0130; 0069; Case map
0131; 0069; Case map
 
dot-less i (0131) and  dot-above I (0130): both are mapped to  small i (0069)
by  language-independent casefolding.
just at the cost of shrinked turkish/azerbaijani namespaces. lost dot-less i.
0130 and 0131 can be regarded as the same  from the turkish viewpoint ?   
Latin-script-using people accept  small i  === dotless i ?
Turkish people accept  small i === dotless i , too ?
 
1:n mappings:
 
 I -> i             ( latin)
 I -> dot-less i    ( turkish )
 
n:1 mappings:
 
 Dot-above I ->  i  ( turkish )
 I  -> i            ( latin )
 
 
Here, current case mapping loses dot-less i  :  I -> dot-less i -> i .
 
 
similar impasse due to cross-language conflicts in 1:n and n:1 mappings is also found in TC/SC JC/KC equivalence.
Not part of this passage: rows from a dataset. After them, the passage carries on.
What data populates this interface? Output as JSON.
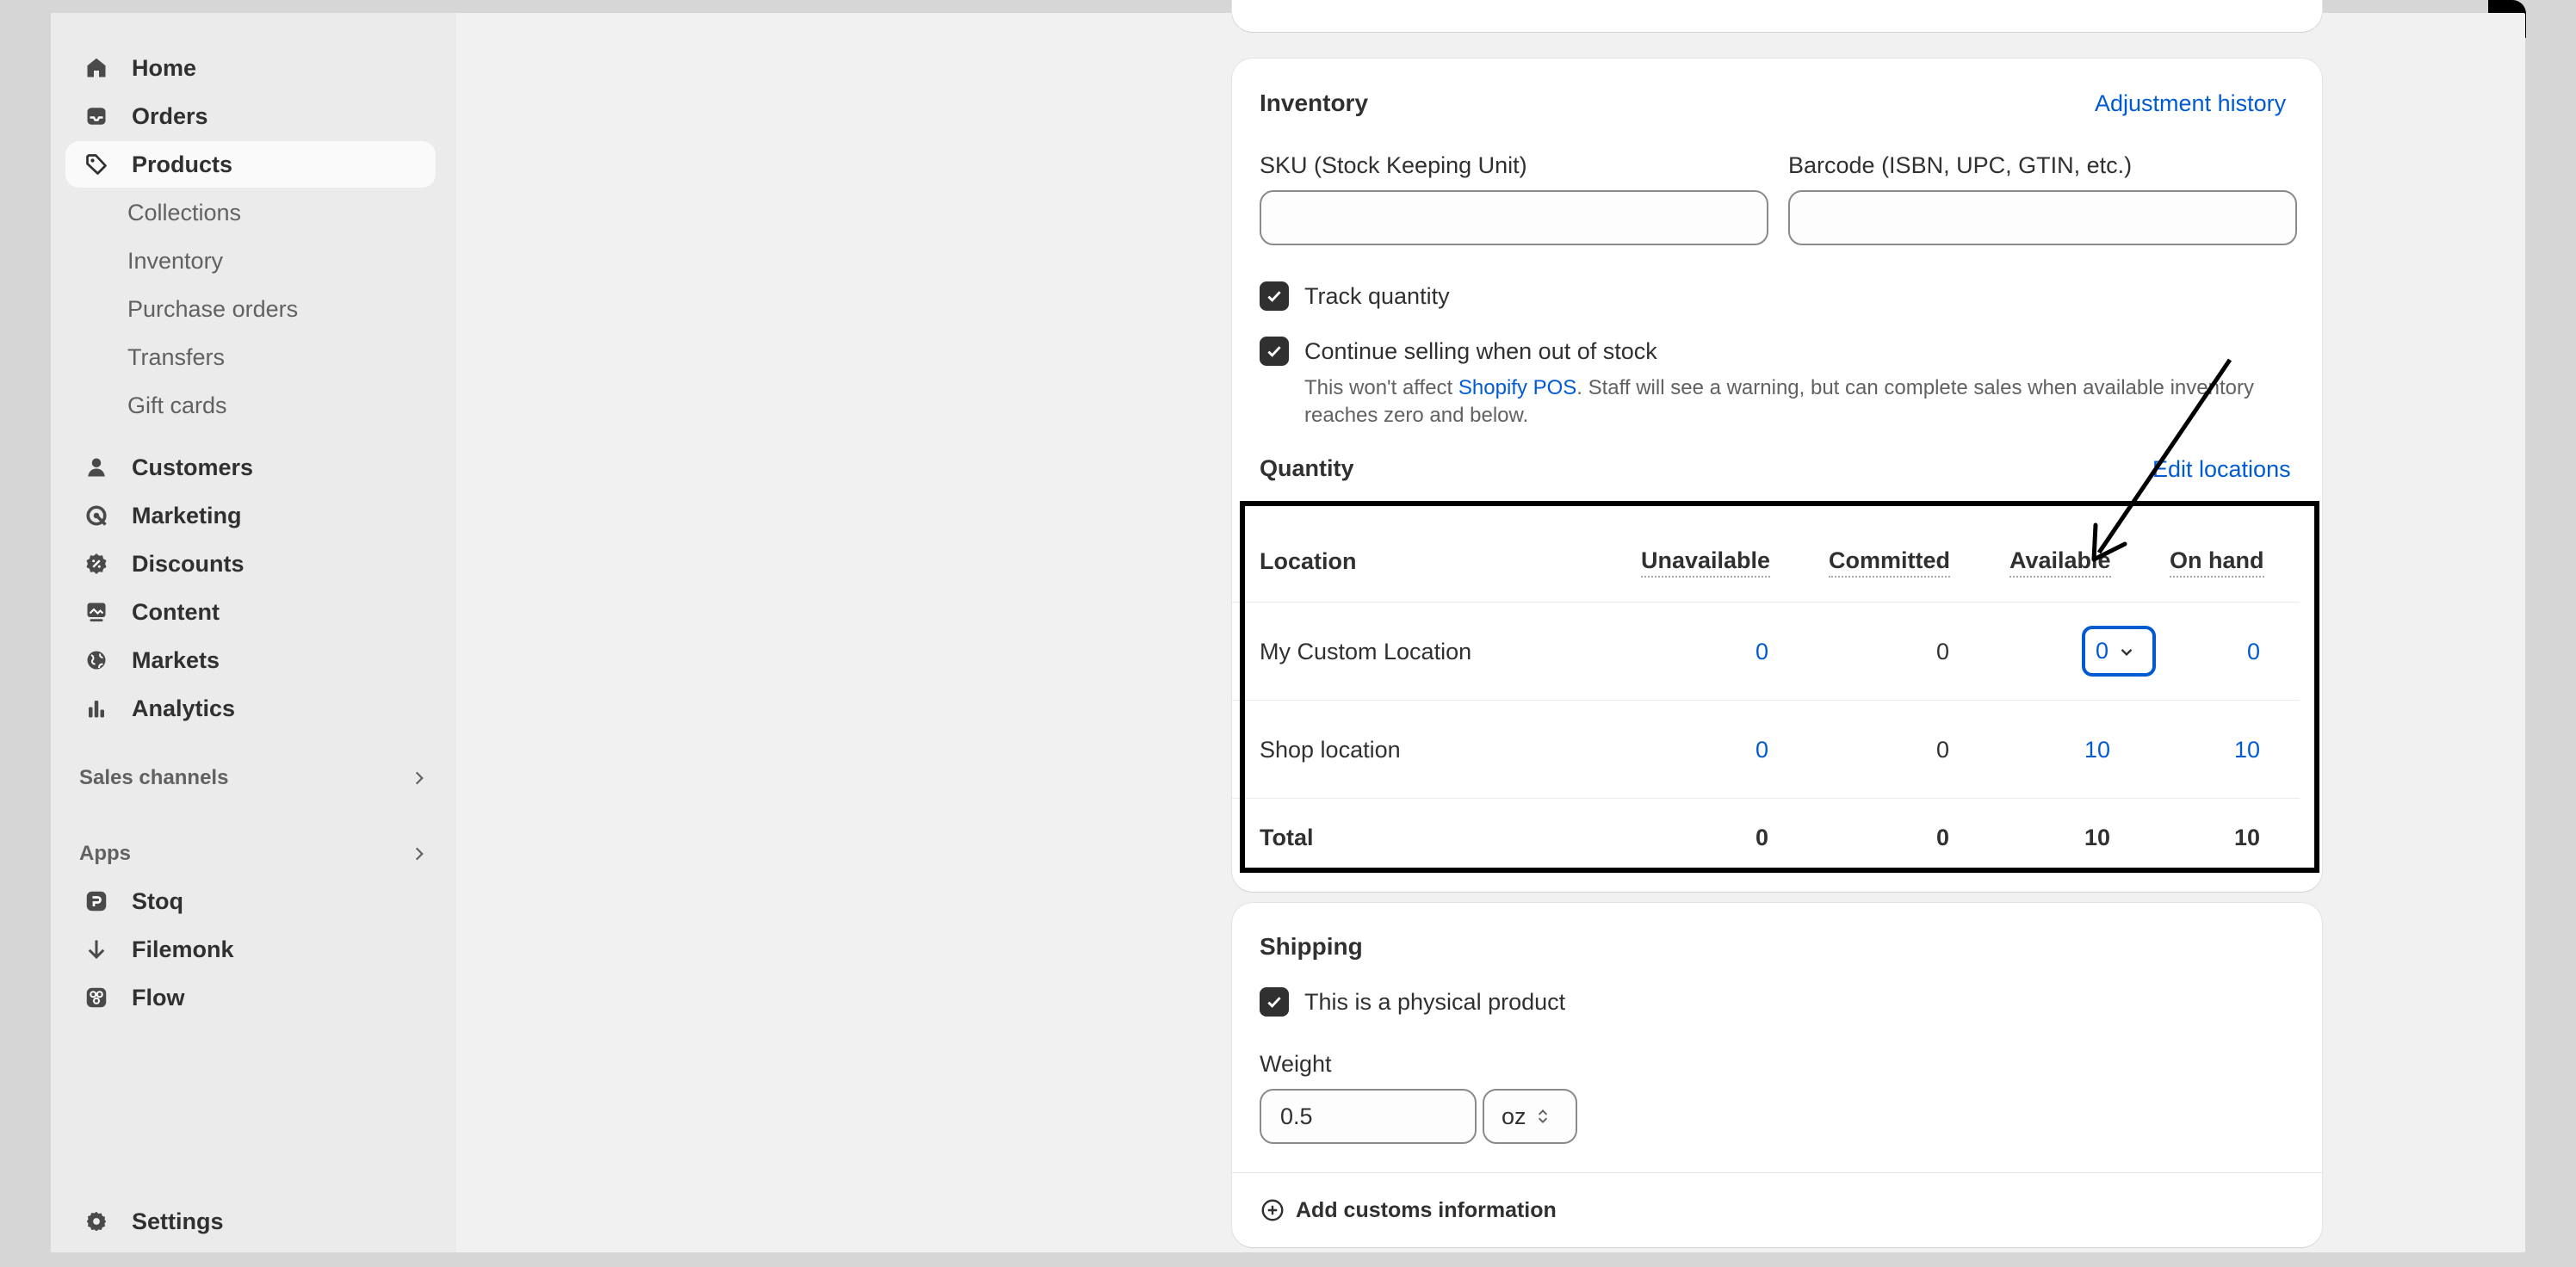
{
  "sidebar": {
    "items": [
      {
        "label": "Home",
        "icon": "home-icon"
      },
      {
        "label": "Orders",
        "icon": "inbox-icon"
      },
      {
        "label": "Products",
        "icon": "tag-icon"
      },
      {
        "label": "Customers",
        "icon": "person-icon"
      },
      {
        "label": "Marketing",
        "icon": "target-icon"
      },
      {
        "label": "Discounts",
        "icon": "discount-icon"
      },
      {
        "label": "Content",
        "icon": "image-icon"
      },
      {
        "label": "Markets",
        "icon": "globe-icon"
      },
      {
        "label": "Analytics",
        "icon": "bar-chart-icon"
      }
    ],
    "product_sub_items": [
      "Collections",
      "Inventory",
      "Purchase orders",
      "Transfers",
      "Gift cards"
    ],
    "sales_channels_label": "Sales channels",
    "apps_label": "Apps",
    "apps": [
      {
        "label": "Stoq",
        "icon": "stoq-app-icon"
      },
      {
        "label": "Filemonk",
        "icon": "arrow-down-icon"
      },
      {
        "label": "Flow",
        "icon": "flow-app-icon"
      }
    ],
    "settings_label": "Settings"
  },
  "inventory": {
    "title": "Inventory",
    "adjustment_history": "Adjustment history",
    "sku_label": "SKU (Stock Keeping Unit)",
    "sku_value": "",
    "barcode_label": "Barcode (ISBN, UPC, GTIN, etc.)",
    "barcode_value": "",
    "track_quantity": "Track quantity",
    "continue_selling": "Continue selling when out of stock",
    "help_prefix": "This won't affect ",
    "help_link": "Shopify POS",
    "help_suffix": ". Staff will see a warning, but can complete sales when available inventory reaches zero and below.",
    "quantity_title": "Quantity",
    "edit_locations": "Edit locations",
    "table": {
      "headers": [
        "Location",
        "Unavailable",
        "Committed",
        "Available",
        "On hand"
      ],
      "rows": [
        {
          "location": "My Custom Location",
          "unavailable": "0",
          "committed": "0",
          "available": "0",
          "on_hand": "0"
        },
        {
          "location": "Shop location",
          "unavailable": "0",
          "committed": "0",
          "available": "10",
          "on_hand": "10"
        }
      ],
      "total": {
        "label": "Total",
        "unavailable": "0",
        "committed": "0",
        "available": "10",
        "on_hand": "10"
      }
    }
  },
  "shipping": {
    "title": "Shipping",
    "physical_product": "This is a physical product",
    "weight_label": "Weight",
    "weight_value": "0.5",
    "weight_unit": "oz",
    "add_customs": "Add customs information"
  },
  "colors": {
    "accent": "#005bd3",
    "text": "#303030",
    "muted": "#616161",
    "background": "#f1f1f1"
  }
}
TC/SC equivalence can be be done likewise in language-independant way ?
 
 
 
0130 İ LATIN CAPITAL LETTER I WITH DOT ABOVE
= LATIN CAPITAL LETTER I DOT
• Turkish, Azerbaijani
• lowercase is 0069 i
→0049 I latin capital letter i
≡0049 I 0307
 
0131 ı LATIN SMALL LETTER DOTLESS I
• Turkish, Azerbaijani
• uppercase is 0049 I
→0069 i latin small letter i
 
 
 
The following descibes another problem in the order of mappings and normalization in nameprep.
 
When doing RACE conversion on the next 4 code points sequences with mDNkit v2.0
 
0069 0307         
bq--ap7wsby

 
0049 0307        
bq--ap7wsby

0130                
i

0131
i
 
 
Even though 0049 0307 === 0130 (modulo NFC),  two have different  output labels . 
That could have been avoided 
 if we had chosen  CaseMap(NFKC(?)) instead of NFKC(CaseMap(?)).
 
CaseMap(NFKC(?))  !=  NFKC(CaseMap(?))  ???
 
 
Soobok Lee